Monday, 1 September 2014
Powerful Nigerians Don’t Want Chibok Girls Rescued - Negotiator
Some powerful Nigerians are sabotaging the efforts of the Federal Government and other concerned citizens to ensure that the over 200 girls kidnapped by Boko Haram are set free.
This was disclosed by the President, Civil Rights Congress, Mr. Shehu Sani, in a recent exclusive interview with SUNDAY PUNCH. Sani, who has been involved in efforts to get government and Boko Haram to discuss the fate of the girls in the past, said some powerful individuals, whom he refused to name, ensured that the talks derailed. But that government has begun fresh talks with the group to secure the release of the girls.
“What I want to tell you is that something is being done about it but I’m not disposed to making it public.
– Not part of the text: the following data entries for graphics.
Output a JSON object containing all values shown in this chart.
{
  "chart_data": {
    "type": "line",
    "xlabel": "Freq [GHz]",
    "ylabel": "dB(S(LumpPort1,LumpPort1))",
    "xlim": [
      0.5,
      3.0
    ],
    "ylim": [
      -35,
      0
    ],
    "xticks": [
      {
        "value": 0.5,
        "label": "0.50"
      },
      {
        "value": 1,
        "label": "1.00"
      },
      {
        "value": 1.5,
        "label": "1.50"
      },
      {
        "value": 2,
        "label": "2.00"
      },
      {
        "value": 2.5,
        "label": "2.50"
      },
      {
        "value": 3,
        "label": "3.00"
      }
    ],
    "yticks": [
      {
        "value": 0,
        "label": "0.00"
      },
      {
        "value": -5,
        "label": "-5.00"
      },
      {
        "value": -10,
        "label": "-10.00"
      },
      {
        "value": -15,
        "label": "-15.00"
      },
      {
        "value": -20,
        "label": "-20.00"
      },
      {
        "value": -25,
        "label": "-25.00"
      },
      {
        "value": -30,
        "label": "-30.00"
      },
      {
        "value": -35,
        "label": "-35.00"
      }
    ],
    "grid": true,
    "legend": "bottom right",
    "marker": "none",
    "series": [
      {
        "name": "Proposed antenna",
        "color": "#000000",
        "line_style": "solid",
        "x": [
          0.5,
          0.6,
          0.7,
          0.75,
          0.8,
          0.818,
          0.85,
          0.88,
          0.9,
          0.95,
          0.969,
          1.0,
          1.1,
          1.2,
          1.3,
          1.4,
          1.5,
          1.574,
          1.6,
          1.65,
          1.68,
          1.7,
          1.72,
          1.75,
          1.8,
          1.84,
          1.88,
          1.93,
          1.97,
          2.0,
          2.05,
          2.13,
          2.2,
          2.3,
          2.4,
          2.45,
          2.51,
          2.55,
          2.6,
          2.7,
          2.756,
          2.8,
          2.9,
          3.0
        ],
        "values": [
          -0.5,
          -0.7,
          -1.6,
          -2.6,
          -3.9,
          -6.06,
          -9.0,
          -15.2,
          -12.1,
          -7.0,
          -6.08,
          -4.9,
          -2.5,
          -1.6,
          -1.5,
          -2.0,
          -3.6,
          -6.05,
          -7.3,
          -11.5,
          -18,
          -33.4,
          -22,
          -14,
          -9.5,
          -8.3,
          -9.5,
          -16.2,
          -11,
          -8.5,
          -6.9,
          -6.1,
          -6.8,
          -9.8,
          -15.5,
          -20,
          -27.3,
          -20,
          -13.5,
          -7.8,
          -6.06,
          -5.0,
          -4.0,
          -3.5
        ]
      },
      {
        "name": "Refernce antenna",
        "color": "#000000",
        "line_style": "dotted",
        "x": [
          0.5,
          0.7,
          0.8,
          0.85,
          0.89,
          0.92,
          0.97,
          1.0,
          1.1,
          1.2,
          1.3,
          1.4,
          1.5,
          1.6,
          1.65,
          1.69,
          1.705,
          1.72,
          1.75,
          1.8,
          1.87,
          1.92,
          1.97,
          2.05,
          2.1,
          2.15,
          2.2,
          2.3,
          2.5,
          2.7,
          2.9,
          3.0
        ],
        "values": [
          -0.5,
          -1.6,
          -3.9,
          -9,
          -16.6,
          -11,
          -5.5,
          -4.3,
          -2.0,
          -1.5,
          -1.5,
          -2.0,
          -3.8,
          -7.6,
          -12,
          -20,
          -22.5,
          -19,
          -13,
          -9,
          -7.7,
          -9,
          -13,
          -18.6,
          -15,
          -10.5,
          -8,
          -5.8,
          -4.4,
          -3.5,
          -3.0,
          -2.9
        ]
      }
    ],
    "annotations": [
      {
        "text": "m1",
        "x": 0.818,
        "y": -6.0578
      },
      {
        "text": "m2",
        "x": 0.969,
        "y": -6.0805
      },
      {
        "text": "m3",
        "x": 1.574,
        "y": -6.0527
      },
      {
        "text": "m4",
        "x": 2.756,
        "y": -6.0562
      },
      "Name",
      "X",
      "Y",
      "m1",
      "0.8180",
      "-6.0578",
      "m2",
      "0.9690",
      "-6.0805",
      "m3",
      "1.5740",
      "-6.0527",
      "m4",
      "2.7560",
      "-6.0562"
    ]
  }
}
Most times, publicising these issues always lead to sabotage by those who do not want the girls freed. I will not mention the names of these Nigerians. However, I can tell you that real and genuine moves are going on, which I am a part of. The claim that the girls have been abandoned is not true. There are genuine efforts by government and some individuals, who are discreetly making efforts toward getting their (pupils’) safe return home.”
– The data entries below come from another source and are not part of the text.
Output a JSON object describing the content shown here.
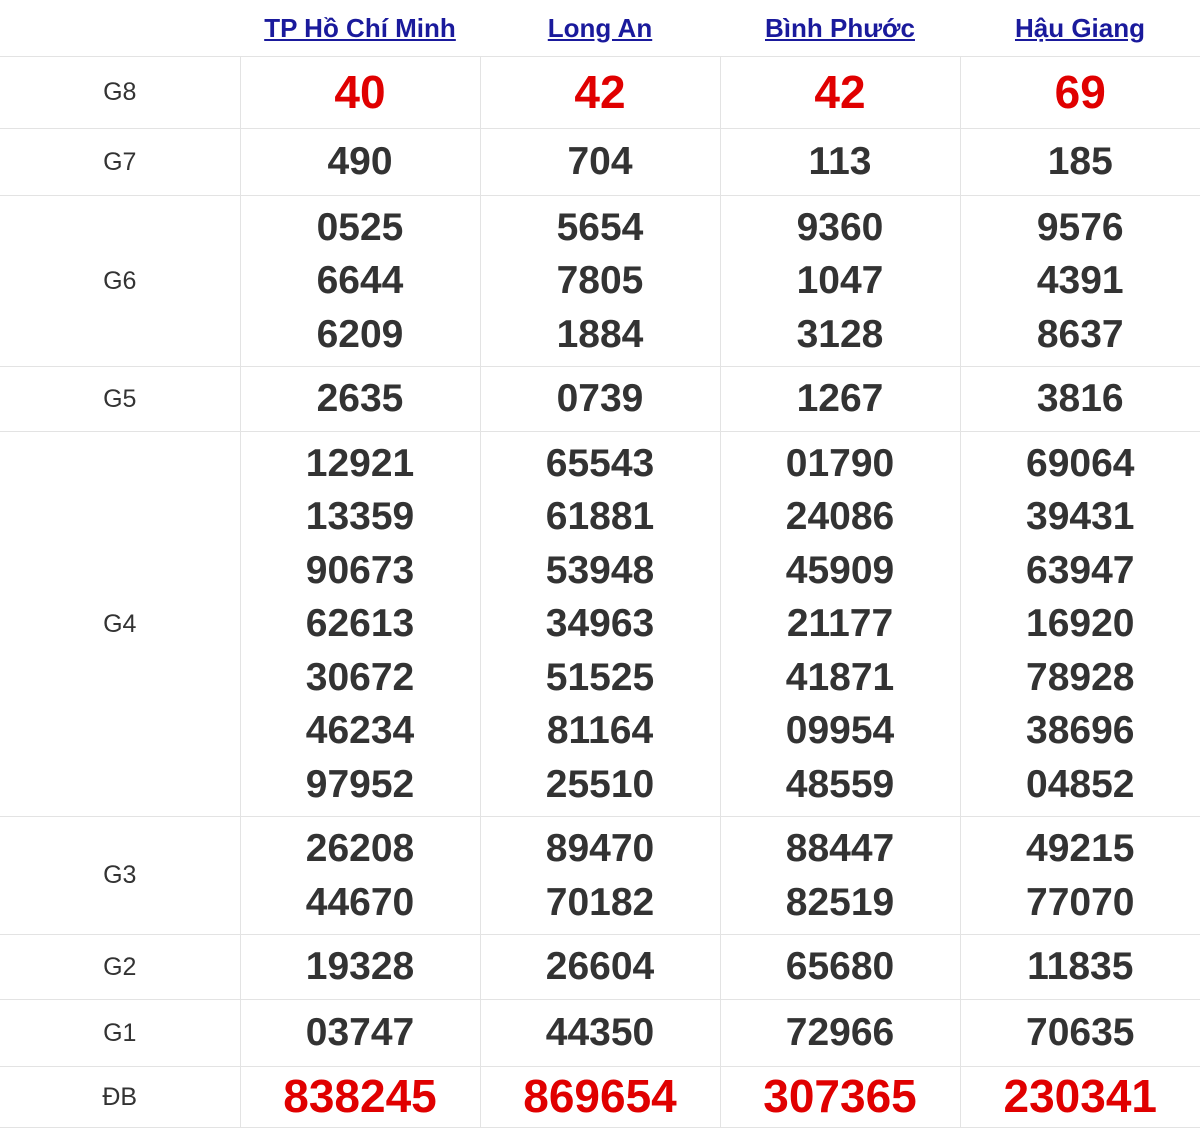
{
  "provinces": [
    "TP Hồ Chí Minh",
    "Long An",
    "Bình Phước",
    "Hậu Giang"
  ],
  "prizes": [
    {
      "label": "G8",
      "highlight": true,
      "values": [
        [
          "40"
        ],
        [
          "42"
        ],
        [
          "42"
        ],
        [
          "69"
        ]
      ]
    },
    {
      "label": "G7",
      "values": [
        [
          "490"
        ],
        [
          "704"
        ],
        [
          "113"
        ],
        [
          "185"
        ]
      ]
    },
    {
      "label": "G6",
      "values": [
        [
          "0525",
          "6644",
          "6209"
        ],
        [
          "5654",
          "7805",
          "1884"
        ],
        [
          "9360",
          "1047",
          "3128"
        ],
        [
          "9576",
          "4391",
          "8637"
        ]
      ]
    },
    {
      "label": "G5",
      "values": [
        [
          "2635"
        ],
        [
          "0739"
        ],
        [
          "1267"
        ],
        [
          "3816"
        ]
      ]
    },
    {
      "label": "G4",
      "values": [
        [
          "12921",
          "13359",
          "90673",
          "62613",
          "30672",
          "46234",
          "97952"
        ],
        [
          "65543",
          "61881",
          "53948",
          "34963",
          "51525",
          "81164",
          "25510"
        ],
        [
          "01790",
          "24086",
          "45909",
          "21177",
          "41871",
          "09954",
          "48559"
        ],
        [
          "69064",
          "39431",
          "63947",
          "16920",
          "78928",
          "38696",
          "04852"
        ]
      ]
    },
    {
      "label": "G3",
      "values": [
        [
          "26208",
          "44670"
        ],
        [
          "89470",
          "70182"
        ],
        [
          "88447",
          "82519"
        ],
        [
          "49215",
          "77070"
        ]
      ]
    },
    {
      "label": "G2",
      "values": [
        [
          "19328"
        ],
        [
          "26604"
        ],
        [
          "65680"
        ],
        [
          "11835"
        ]
      ]
    },
    {
      "label": "G1",
      "values": [
        [
          "03747"
        ],
        [
          "44350"
        ],
        [
          "72966"
        ],
        [
          "70635"
        ]
      ]
    },
    {
      "label": "ĐB",
      "highlight": true,
      "values": [
        [
          "838245"
        ],
        [
          "869654"
        ],
        [
          "307365"
        ],
        [
          "230341"
        ]
      ]
    }
  ],
  "colors": {
    "highlight": "#e00000",
    "link": "#1a1a9c",
    "text": "#333333"
  }
}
Reports have claimed that the girls who were kidnapped from the Government Girls Secondary School, Chibok, Borno State, have been sighted in camps inside Sambisa Forest, in some border towns near Cameroon and in the Central African Republic. The human rights activist noted that the girls could only be freed either forcefully or through dialogue and negotiation.
Former President Olusegun Obasanjo; Sani; and a United Arab Emirates-based Nigerian freelance journalist, Ahmad Salkida, who had communication channels with Boko Haram, had offered to mediate between the government and the sect. But none of these efforts have yielded fruits.
He added that the foreign intervention sought by some Nigerians had not produced results.
The United States, the United Kingdom, France, China and Israel had offered to assist Nigeria in rescuing the school girls. Both the US and the UK had sent security experts and technology to locate the abductees and secure their release. While the US claimed to have located the girls, France had specifically opposed negotiations with the sect. Speaking on efforts made by these countries so far, Sani said:
“I am not aware of any serious efforts made by any foreign country. I am not aware of what is happening on the side of the US forces. From the side of dialogue or negotiation, I have not seen any serious intervention or involvement of these countries.”